Me dispuse a iniciar el ascenso, pero en la entrada me avisaron de que, si no estaba en Jindallaebat Checkpoint antes de las 13’00 h, que no me iban a dejar subir a la cima y que me harían dar media vuelta. Miré mi reloj y empecé a caminar.

El paisaje era impresionante. No parecía estar en Jeju. Ya me había acostumbrado al sol, a las playas, a la arena… Nada de eso. Bosque muy frondoso y humedad a tope. No he sudado más en mi vida. Se suponía que a lo largo del sendero había dos fuentes, pero no las encontré. Y la gente a la que le preguntaba, tampoco. Menos mal que llevaba bastante agua.


El inicio fue bastante llevadero, un paseo. Pronto llegué a Sokbat, una zona de descanso con baño. Un ascazo. Los aseos estaban realmente sucios y olían fatal.

El resto del camino no fue tan llevadero. Algunos tramos tenían pasarelas y escaleras de madera, y otros estaban llenos de piedras escurridizas que te hacían los tobillos polvo.

A las 12’00 llegué a Jindallaebat, había conseguido estar en el checkpoint una hora antes de que lo cerraran. Perfecto. Me senté un poco en el área de descanso, pero no me atreví a ir al servicio. Total, con tanto sudar, no hacía ni falta.

Desde allí el camino se fue complicando cada vez más por culpa de las piedras mojadas, hasta que por fin llegué a las pasarelas que llegaban a la cima.


En la cima se encuentra el lago Baeknok, pero es muy difícil verlo porque casi siempre está cubierto por la niebla. En mi caso, también fue así.

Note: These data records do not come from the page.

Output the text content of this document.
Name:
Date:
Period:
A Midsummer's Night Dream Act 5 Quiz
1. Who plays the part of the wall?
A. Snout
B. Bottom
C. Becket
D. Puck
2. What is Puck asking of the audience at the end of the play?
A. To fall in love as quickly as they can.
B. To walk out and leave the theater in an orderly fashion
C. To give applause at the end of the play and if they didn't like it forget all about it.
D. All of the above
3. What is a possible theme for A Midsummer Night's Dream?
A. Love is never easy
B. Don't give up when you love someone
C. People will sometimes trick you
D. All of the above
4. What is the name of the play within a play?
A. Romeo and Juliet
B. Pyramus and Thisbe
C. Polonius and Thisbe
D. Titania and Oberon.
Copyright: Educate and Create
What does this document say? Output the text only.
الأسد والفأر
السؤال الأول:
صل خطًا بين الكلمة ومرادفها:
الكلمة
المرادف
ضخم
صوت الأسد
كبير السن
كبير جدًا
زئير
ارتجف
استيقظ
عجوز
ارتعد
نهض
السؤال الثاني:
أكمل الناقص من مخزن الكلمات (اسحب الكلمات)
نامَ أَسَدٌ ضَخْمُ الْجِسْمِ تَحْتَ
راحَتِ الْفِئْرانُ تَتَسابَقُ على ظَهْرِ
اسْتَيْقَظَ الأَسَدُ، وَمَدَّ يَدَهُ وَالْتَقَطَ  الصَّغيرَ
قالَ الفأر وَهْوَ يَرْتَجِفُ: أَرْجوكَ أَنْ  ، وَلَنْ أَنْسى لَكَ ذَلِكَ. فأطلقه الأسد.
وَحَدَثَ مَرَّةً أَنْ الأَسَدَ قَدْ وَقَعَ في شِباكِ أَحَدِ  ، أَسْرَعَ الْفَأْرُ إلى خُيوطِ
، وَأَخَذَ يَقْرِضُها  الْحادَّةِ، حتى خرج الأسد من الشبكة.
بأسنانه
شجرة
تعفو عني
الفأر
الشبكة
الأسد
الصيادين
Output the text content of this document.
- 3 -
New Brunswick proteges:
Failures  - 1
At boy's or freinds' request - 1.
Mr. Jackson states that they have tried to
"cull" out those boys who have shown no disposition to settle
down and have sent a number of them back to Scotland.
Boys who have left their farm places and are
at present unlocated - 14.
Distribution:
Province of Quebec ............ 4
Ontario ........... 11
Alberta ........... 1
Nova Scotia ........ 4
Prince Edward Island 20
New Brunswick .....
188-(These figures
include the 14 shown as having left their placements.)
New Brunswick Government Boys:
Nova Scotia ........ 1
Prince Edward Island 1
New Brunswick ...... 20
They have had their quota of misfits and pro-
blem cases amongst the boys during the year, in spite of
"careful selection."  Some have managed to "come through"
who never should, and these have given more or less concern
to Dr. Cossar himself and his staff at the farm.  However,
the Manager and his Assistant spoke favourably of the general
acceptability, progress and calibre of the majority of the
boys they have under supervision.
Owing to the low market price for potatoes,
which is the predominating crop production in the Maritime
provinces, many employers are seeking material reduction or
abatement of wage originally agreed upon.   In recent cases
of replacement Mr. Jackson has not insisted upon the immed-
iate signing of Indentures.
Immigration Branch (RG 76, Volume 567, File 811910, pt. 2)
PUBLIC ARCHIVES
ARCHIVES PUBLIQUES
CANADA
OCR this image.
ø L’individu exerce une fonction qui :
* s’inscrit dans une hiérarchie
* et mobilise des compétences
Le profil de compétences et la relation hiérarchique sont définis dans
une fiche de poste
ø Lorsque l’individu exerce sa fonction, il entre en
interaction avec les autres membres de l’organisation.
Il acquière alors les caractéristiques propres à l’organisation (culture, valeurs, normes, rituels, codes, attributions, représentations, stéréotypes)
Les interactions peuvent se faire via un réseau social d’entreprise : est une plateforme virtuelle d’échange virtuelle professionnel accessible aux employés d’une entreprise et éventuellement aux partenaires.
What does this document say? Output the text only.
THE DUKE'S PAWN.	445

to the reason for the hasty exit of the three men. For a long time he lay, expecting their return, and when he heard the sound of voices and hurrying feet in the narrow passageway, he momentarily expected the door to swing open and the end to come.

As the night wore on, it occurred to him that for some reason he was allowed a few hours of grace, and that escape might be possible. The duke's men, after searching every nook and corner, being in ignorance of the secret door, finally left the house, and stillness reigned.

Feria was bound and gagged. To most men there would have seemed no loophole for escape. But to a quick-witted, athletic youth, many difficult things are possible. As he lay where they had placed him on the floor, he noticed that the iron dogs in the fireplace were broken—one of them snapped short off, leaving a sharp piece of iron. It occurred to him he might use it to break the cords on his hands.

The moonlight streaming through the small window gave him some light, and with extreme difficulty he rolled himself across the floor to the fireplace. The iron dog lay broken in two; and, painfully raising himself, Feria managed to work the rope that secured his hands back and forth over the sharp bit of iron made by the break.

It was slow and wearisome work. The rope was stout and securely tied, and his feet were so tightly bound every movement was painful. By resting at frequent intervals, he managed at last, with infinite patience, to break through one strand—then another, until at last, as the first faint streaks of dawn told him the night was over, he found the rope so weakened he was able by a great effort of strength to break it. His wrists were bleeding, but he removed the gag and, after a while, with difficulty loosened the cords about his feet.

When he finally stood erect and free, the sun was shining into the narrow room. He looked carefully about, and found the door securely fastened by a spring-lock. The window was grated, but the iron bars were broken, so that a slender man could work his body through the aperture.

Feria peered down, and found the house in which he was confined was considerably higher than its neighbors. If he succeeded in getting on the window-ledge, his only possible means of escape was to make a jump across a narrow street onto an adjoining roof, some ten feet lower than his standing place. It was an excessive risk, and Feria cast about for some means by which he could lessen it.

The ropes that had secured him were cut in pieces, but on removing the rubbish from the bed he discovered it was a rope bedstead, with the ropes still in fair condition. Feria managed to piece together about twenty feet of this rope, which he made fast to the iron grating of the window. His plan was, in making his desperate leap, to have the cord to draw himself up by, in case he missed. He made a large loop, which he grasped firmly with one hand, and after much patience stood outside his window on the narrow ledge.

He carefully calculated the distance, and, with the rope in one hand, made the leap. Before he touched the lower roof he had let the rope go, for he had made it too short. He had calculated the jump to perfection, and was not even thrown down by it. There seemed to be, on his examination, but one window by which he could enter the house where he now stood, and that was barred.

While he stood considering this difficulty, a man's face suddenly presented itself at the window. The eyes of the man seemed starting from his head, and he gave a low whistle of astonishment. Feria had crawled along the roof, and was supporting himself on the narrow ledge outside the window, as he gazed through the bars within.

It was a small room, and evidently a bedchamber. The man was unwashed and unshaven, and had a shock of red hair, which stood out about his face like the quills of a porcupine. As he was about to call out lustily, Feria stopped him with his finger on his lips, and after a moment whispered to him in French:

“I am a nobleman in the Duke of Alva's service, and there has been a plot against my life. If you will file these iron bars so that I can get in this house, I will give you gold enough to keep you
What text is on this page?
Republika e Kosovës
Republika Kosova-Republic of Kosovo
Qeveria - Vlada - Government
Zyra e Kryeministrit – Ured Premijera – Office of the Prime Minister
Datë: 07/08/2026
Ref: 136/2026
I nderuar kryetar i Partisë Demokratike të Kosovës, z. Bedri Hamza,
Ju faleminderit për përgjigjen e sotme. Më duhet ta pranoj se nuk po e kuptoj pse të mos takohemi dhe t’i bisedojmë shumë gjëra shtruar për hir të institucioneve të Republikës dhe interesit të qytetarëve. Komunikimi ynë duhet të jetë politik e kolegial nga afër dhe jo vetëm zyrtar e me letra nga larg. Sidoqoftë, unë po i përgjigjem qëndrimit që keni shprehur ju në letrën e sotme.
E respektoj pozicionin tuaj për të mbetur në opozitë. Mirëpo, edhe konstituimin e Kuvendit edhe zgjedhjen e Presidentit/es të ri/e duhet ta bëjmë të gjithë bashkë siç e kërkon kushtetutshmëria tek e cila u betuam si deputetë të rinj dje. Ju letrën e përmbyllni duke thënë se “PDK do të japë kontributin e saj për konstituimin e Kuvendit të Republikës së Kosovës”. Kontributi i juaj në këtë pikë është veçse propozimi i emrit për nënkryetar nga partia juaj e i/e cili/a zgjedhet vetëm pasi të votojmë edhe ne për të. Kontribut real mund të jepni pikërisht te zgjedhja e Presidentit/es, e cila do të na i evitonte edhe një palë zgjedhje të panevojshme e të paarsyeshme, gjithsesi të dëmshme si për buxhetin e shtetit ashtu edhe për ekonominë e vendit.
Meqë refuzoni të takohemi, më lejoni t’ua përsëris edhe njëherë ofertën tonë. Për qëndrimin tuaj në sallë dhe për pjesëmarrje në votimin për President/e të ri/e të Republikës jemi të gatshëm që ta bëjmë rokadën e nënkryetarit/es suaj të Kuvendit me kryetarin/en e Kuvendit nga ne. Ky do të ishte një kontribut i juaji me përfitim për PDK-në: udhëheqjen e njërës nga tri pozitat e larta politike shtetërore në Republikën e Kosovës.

Después de comer allí mismo, empecé mi descenso. Cuando llegué a la entrada, un señor me dijo que fuera a la taquilla señalándome una especie de diploma que había conseguido. Fui y me dijeron que, si había logrado ir hasta el pico, que podían venderme un certificado con mi nombre por 1.000W. Les dije que sí y me insistieron en que, si no les enseñaba una foto de mi hazaña para que pudieran comprobarlo, no me lo podían dar. Menos mal que tenía. Aquí tienes  más información sobre la manera más sencilla de subir a la cima del Hallasan.


Desde allí, volví al hotel. Me duché, descansé un poco y me fui al aeropuerto para devolver el coche. Mi vuelo salía por la mañana muy temprano y no estaba abierta la oficina.

Lo entregué y cogí el Airport Limousine Bus 600, que me llevó a Seogwipo en una hora y media. Llegué con tiempo suficiente para darme una vuelta por el pueblo, visitar su mercado, cenar y ver por última vez su puente iluminado.



Quedé con la dueña del hostal en que me reservaría un taxi para la mañana siguiente a las 5’00. En el aeropuerto cogería el avión que me llevaría a Fukuoka, en el país vecino.